2 i 1/2 szklanki mąki pszennej;
1 i 1/2 szklanki cukru;
4 jaja;
kostka 25 dkg margaryny;
2 łyżki mąki ziemniaczanej;
2 łyżeczki proszku do pieczenia;
2 łyżeczki cukru waniliowego;
ok. 1,5 kg jabłek typu reneta;
2 łyżeczki cynamonu;
2 łyżeczki cukru pudru + puder do posypania.
Margarynę rozpuścić i ostudzić. Utrzeć ją z cukrem w mikserze na najwyższych obrotach.
Stopniowo i naprzemiennie dodawać mąki, jaja, cukier waniliowy i proszek do pieczenia - ucierać już na najniższych obrotach.
Blaszkę wysmarować tłuszczem i posypać bułką tartą. Wylać na nią więcej niż pół ciasta. Podpiec 15 minut w 200 stopniach. W międzyczasie jabłka obrać, oczyścić z gniazd nasiennych i zetrzeć na dużych oczkach. Jeśli trzeba - odcisnąć z soku. Wymieszać z cynamonem i cukrem pudrem. Jabłka wyłożyć na podpieczony spód a nie nałożyć resztę ciasta.
Ciasto robię w blaszce 23 x 28 lub tortownicy o średnicy 26 cm.
SMACZNEGO!
Ciasto pyszniutkie, warte wypróbowania, polecam.
Podzielam opinie, ciacho grzechu warte:)zastanawiam się, jak by smakowało z innymi owocami, np. ze śliwkami??jakies sugestie, Pani Pralino??

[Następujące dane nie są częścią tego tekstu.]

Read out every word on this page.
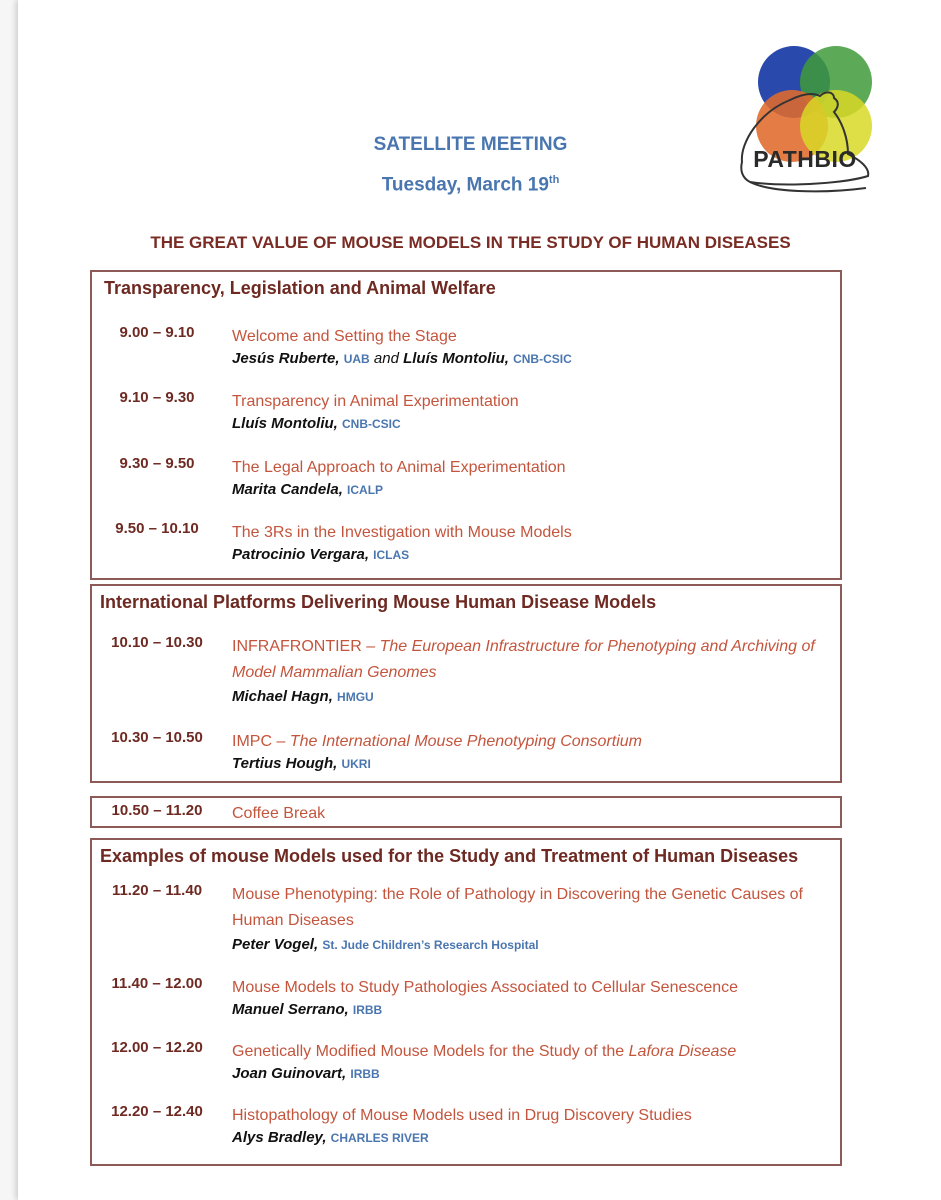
PATHBIO
SATELLITE MEETING
Tuesday, March 19th
THE GREAT VALUE OF MOUSE MODELS IN THE STUDY OF HUMAN DISEASES
Transparency, Legislation and Animal Welfare
9.00 – 9.10	Welcome and Setting the Stage
Jesús Ruberte, UAB and Lluís Montoliu, CNB-CSIC
9.10 – 9.30	Transparency in Animal Experimentation
Lluís Montoliu, CNB-CSIC
9.30 – 9.50	The Legal Approach to Animal Experimentation
Marita Candela, ICALP
9.50 – 10.10	The 3Rs in the Investigation with Mouse Models
Patrocinio Vergara, ICLAS
International Platforms Delivering Mouse Human Disease Models
10.10 – 10.30	INFRAFRONTIER – The European Infrastructure for Phenotyping and Archiving of Model Mammalian Genomes
Michael Hagn, HMGU
10.30 – 10.50	IMPC – The International Mouse Phenotyping Consortium
Tertius Hough, UKRI
10.50 – 11.20	Coffee Break
Examples of mouse Models used for the Study and Treatment of Human Diseases
11.20 – 11.40	Mouse Phenotyping: the Role of Pathology in Discovering the Genetic Causes of Human Diseases
Peter Vogel, St. Jude Children’s Research Hospital
11.40 – 12.00	Mouse Models to Study Pathologies Associated to Cellular Senescence
Manuel Serrano, IRBB
12.00 – 12.20	Genetically Modified Mouse Models for the Study of the Lafora Disease
Joan Guinovart, IRBB
12.20 – 12.40	Histopathology of Mouse Models used in Drug Discovery Studies
Alys Bradley, CHARLES RIVER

Np pewnie że będzie pyszne z innymi owocami! Jabłka są pyszne w tym wydaniu ale jest wiele innych równie pysznych owoców. Tyle że wtedy nie będzie się to nazywało jabłecznikiem...

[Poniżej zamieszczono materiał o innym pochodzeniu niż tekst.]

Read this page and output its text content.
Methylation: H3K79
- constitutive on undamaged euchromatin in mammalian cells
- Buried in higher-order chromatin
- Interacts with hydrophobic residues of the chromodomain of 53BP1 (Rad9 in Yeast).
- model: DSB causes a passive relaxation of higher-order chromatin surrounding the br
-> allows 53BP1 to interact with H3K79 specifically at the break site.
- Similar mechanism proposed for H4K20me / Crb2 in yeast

Pozdrawiam i cieszę się że próbujesz moje przepisy nie zawodząc się przy tym .
Szukałam szybkiego i łatwego jabłecznika i znalazłam! Bardzo dobre warto zrobić.
Jest dobry jednak jak dla mnie zbyt babkowaty jak na jabłecznik. Dla urozmaicenia pewnie wrócę do przepisu. Wygląda jak na zdjęciu.